Carolina Fajar sedang harap-harap cemas melihat progres penggalangan dana untuk acara "Project Sterilisasi Bareng" ke-4, yang ia inisiasi. Pasalnya, menjelang pelaksanaan acara di Malang, Jawa Timur, dana yang terkumpul melalui situs Kitabisa.com baru belasan juta rupiah. "Targetnya Rp 50 juta," ujar Carolina saat ditemui Tempo kemarin.
Jika target itu tercapai, cita-cita Carolina bersama Yayasan Adopsi Hewan Indonesia untuk melakukan sterilisasi terhadap seratusan kucing dan anjing pada akhir Februari mendatang bisa terlaksana.
Project Sterilisasi Bareng (PSB) adalah acara sterilisasi massal terhadap kucing dan anjing liar yang diinisiasi Yayasan Adopsi Hewan Indonesia-didirikan oleh Carolina dan kawan-kawannya-bersama empat komunitas pegiat sterilisasi hewan lainnya: Rumah Steril, Soulcare.cat, Steril Donk!!, dan Steril Malabar. Tahun lalu, mereka sukses menggelar tiga kali acara kebiri untuk kucing dan anjing liar di Jabodetabek.

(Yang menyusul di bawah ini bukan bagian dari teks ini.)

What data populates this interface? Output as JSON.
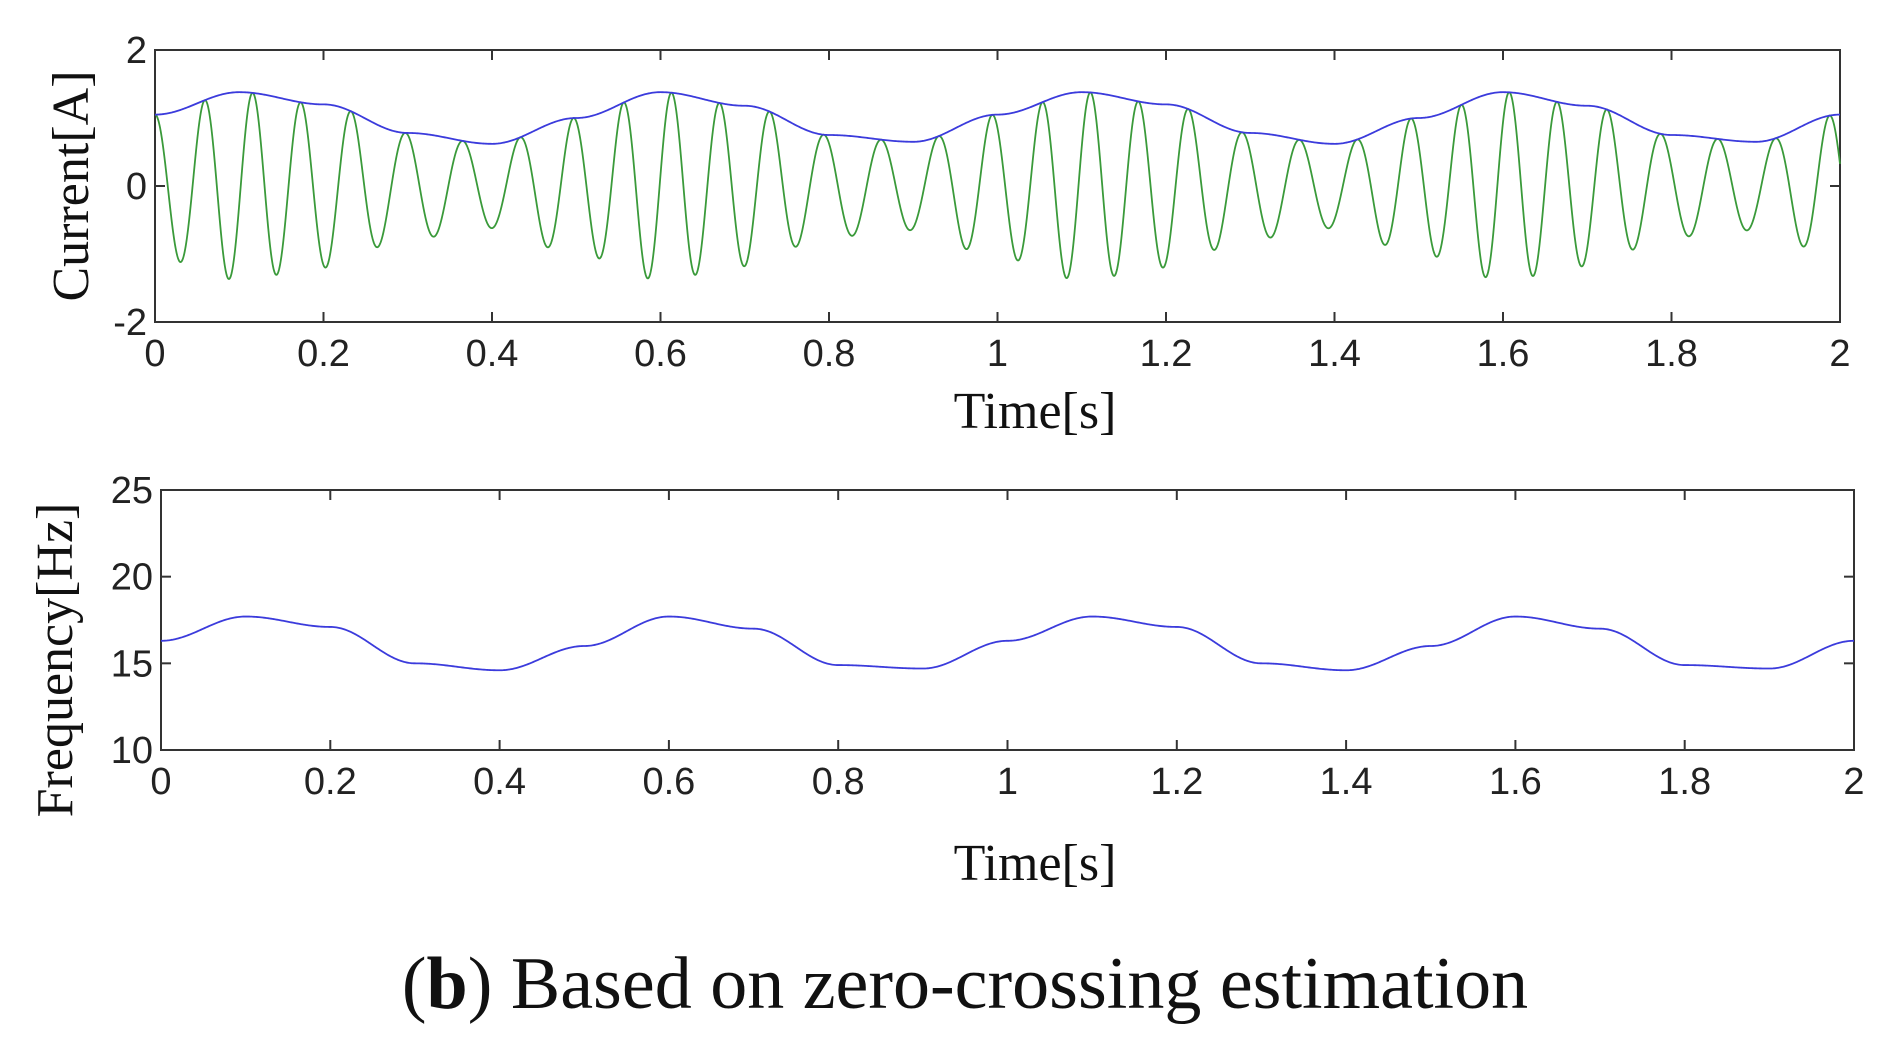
{
  "chart_data": [
    {
      "type": "line",
      "xlabel": "Time[s]",
      "ylabel": "Current[A]",
      "xlim": [
        0,
        2
      ],
      "ylim": [
        -2,
        2
      ],
      "xticks": [
        "0",
        "0.2",
        "0.4",
        "0.6",
        "0.8",
        "1",
        "1.2",
        "1.4",
        "1.6",
        "1.8",
        "2"
      ],
      "yticks": [
        "-2",
        "0",
        "2"
      ],
      "grid": false,
      "series": [
        {
          "name": "current",
          "color": "#3a9a3a",
          "description_values": {
            "carrier_frequency_mean_hz": 16.1,
            "frequency_deviation_hz": 1.6,
            "modulation_frequency_hz": 2.0
          },
          "x": [
            0.0,
            0.1,
            0.2,
            0.3,
            0.4,
            0.5,
            0.6,
            0.7,
            0.8,
            0.9,
            1.0,
            1.1,
            1.2,
            1.3,
            1.4,
            1.5,
            1.6,
            1.7,
            1.8,
            1.9,
            2.0
          ],
          "envelope": [
            1.05,
            1.38,
            1.2,
            0.78,
            0.62,
            1.0,
            1.38,
            1.18,
            0.75,
            0.65,
            1.05,
            1.38,
            1.2,
            0.78,
            0.62,
            1.0,
            1.38,
            1.18,
            0.75,
            0.65,
            1.05
          ]
        },
        {
          "name": "envelope",
          "color": "#3b3bdc",
          "x": [
            0.0,
            0.1,
            0.2,
            0.3,
            0.4,
            0.5,
            0.6,
            0.7,
            0.8,
            0.9,
            1.0,
            1.1,
            1.2,
            1.3,
            1.4,
            1.5,
            1.6,
            1.7,
            1.8,
            1.9,
            2.0
          ],
          "values": [
            1.05,
            1.38,
            1.2,
            0.78,
            0.62,
            1.0,
            1.38,
            1.18,
            0.75,
            0.65,
            1.05,
            1.38,
            1.2,
            0.78,
            0.62,
            1.0,
            1.38,
            1.18,
            0.75,
            0.65,
            1.05
          ]
        }
      ]
    },
    {
      "type": "line",
      "xlabel": "Time[s]",
      "ylabel": "Frequency[Hz]",
      "xlim": [
        0,
        2
      ],
      "ylim": [
        10,
        25
      ],
      "xticks": [
        "0",
        "0.2",
        "0.4",
        "0.6",
        "0.8",
        "1",
        "1.2",
        "1.4",
        "1.6",
        "1.8",
        "2"
      ],
      "yticks": [
        "10",
        "15",
        "20",
        "25"
      ],
      "grid": false,
      "series": [
        {
          "name": "frequency",
          "color": "#3b3bdc",
          "x": [
            0.0,
            0.1,
            0.2,
            0.3,
            0.4,
            0.5,
            0.6,
            0.7,
            0.8,
            0.9,
            1.0,
            1.1,
            1.2,
            1.3,
            1.4,
            1.5,
            1.6,
            1.7,
            1.8,
            1.9,
            2.0
          ],
          "values": [
            16.3,
            17.7,
            17.1,
            15.0,
            14.6,
            16.0,
            17.7,
            17.0,
            14.9,
            14.7,
            16.3,
            17.7,
            17.1,
            15.0,
            14.6,
            16.0,
            17.7,
            17.0,
            14.9,
            14.7,
            16.3
          ]
        }
      ]
    }
  ],
  "caption": {
    "label": "b",
    "open_paren": "(",
    "close_paren": ")",
    "text": " Based on zero-crossing estimation"
  }
}
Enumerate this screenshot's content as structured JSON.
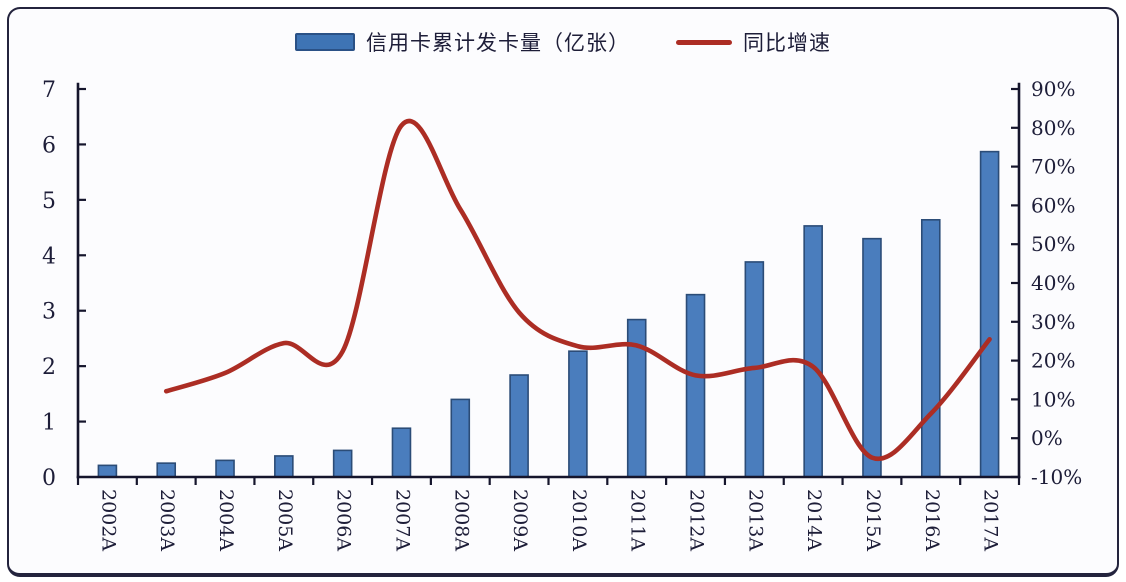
{
  "colors": {
    "bar_fill": "#4a7dbd",
    "bar_border": "#2b4c77",
    "line": "#ac2d24",
    "axis": "#15152c",
    "text": "#1d1d38",
    "panel_background": "#fcfcfe",
    "panel_border": "#23233d"
  },
  "legend": {
    "bar_label": "信用卡累计发卡量（亿张）",
    "line_label": "同比增速"
  },
  "chart_data": {
    "type": "bar",
    "subtype": "bar+line dual-axis combo",
    "title": "",
    "xlabel": "",
    "ylabel_left": "",
    "ylabel_right": "",
    "grid": false,
    "legend_position": "top-center",
    "categories": [
      "2002A",
      "2003A",
      "2004A",
      "2005A",
      "2006A",
      "2007A",
      "2008A",
      "2009A",
      "2010A",
      "2011A",
      "2012A",
      "2013A",
      "2014A",
      "2015A",
      "2016A",
      "2017A"
    ],
    "series": [
      {
        "name": "信用卡累计发卡量（亿张）",
        "type": "bar",
        "axis": "left",
        "unit": "亿张",
        "values": [
          0.21,
          0.25,
          0.3,
          0.38,
          0.48,
          0.88,
          1.4,
          1.84,
          2.27,
          2.84,
          3.29,
          3.88,
          4.53,
          4.3,
          4.64,
          5.87
        ]
      },
      {
        "name": "同比增速",
        "type": "line",
        "axis": "right",
        "unit": "%",
        "values": [
          null,
          12.1,
          16.8,
          24.5,
          22.4,
          80.6,
          59.0,
          32.4,
          23.7,
          23.9,
          16.2,
          18.1,
          18.4,
          -5.0,
          6.3,
          25.5
        ]
      }
    ],
    "left_axis": {
      "min": 0,
      "max": 7,
      "step": 1,
      "tick_labels": [
        "0",
        "1",
        "2",
        "3",
        "4",
        "5",
        "6",
        "7"
      ]
    },
    "right_axis": {
      "min": -10,
      "max": 90,
      "step": 10,
      "tick_labels": [
        "-10%",
        "0%",
        "10%",
        "20%",
        "30%",
        "40%",
        "50%",
        "60%",
        "70%",
        "80%",
        "90%"
      ]
    }
  }
}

Acara sterilisasi ini, kata Carolina, salah satu upaya komunitas pencinta hewan untuk membantu menjaga populasi kucing dan anjing liar agar terkendali. Sebab, menurut dia, di banyak daerah, kelebihan jumlah hewan liar ini menimbulkan masalah baru.
Yayasan Adopsi Hewan Indonesia, yang di media sosial dikenal dengan nama Let’s Adopt Indonesia, didirikan pada 2018. Sebelum menjadi yayasan resmi, Let’s Adopt Indonesia hanyalah berupa perkumpulan para pencinta hewan yang kerap menyelamatkan anjing dan kucing liar. Setelah menyelamatkan, mereka mengasuh para hewan itu hingga terbiasa hidup di dalam rumah bersama manusia. Jika dianggap sudah siap, hewan-hewan itu dicarikan pengadopsi yang serius mau merawat mereka.
Di Jabodetabek, Project Sterilisasi Bareng berhasil melakukan sterilisasi terhadap ratusan anjing dan kucing liar. Cara kerja mereka cukup unik, yakni dengan mengajak sukarelawan untuk "menangkap" kucing dan anjing liar di daerah masing-masing. Kemudian anjing dan kucing itu dibawa ke klinik sterilisasi yang telah ditentukan.Setelah itu, setiap hewan yang sudah menjalani kebiri harus dibawa pulang dan dirawat oleh para relawan hingga pulih sebelum dilepas-liarkan kembali.
Uang yang dikumpulkan Carolina melalui situs penggalangan dana Kitabisa.com itulah yang digunakan untuk membayar dokter dan klinik, membeli obat-obatan, dan membiayai acara. Karena ini misi sosial, ongkos sterilisasi pun lebih murah, berkisar Rp 200-300 ribu per ekor. Sedangkan biaya sterilisasi hewan peliharaan pada umumnya bisa mencapai Rp 750 ribu-Rp 1 juta.
Karena dilakukan berdasarkan inisiatif bersama para pencinta hewan, persoalan seperti kekurangan dana kerap dihadapi Carolina dan rekan-rekannya. Mereka hanya mengandalkan donasi dari orang lain. Untungnya, kata dia, produsen makanan kucing Happy Cat mau mensponsori acara mereka.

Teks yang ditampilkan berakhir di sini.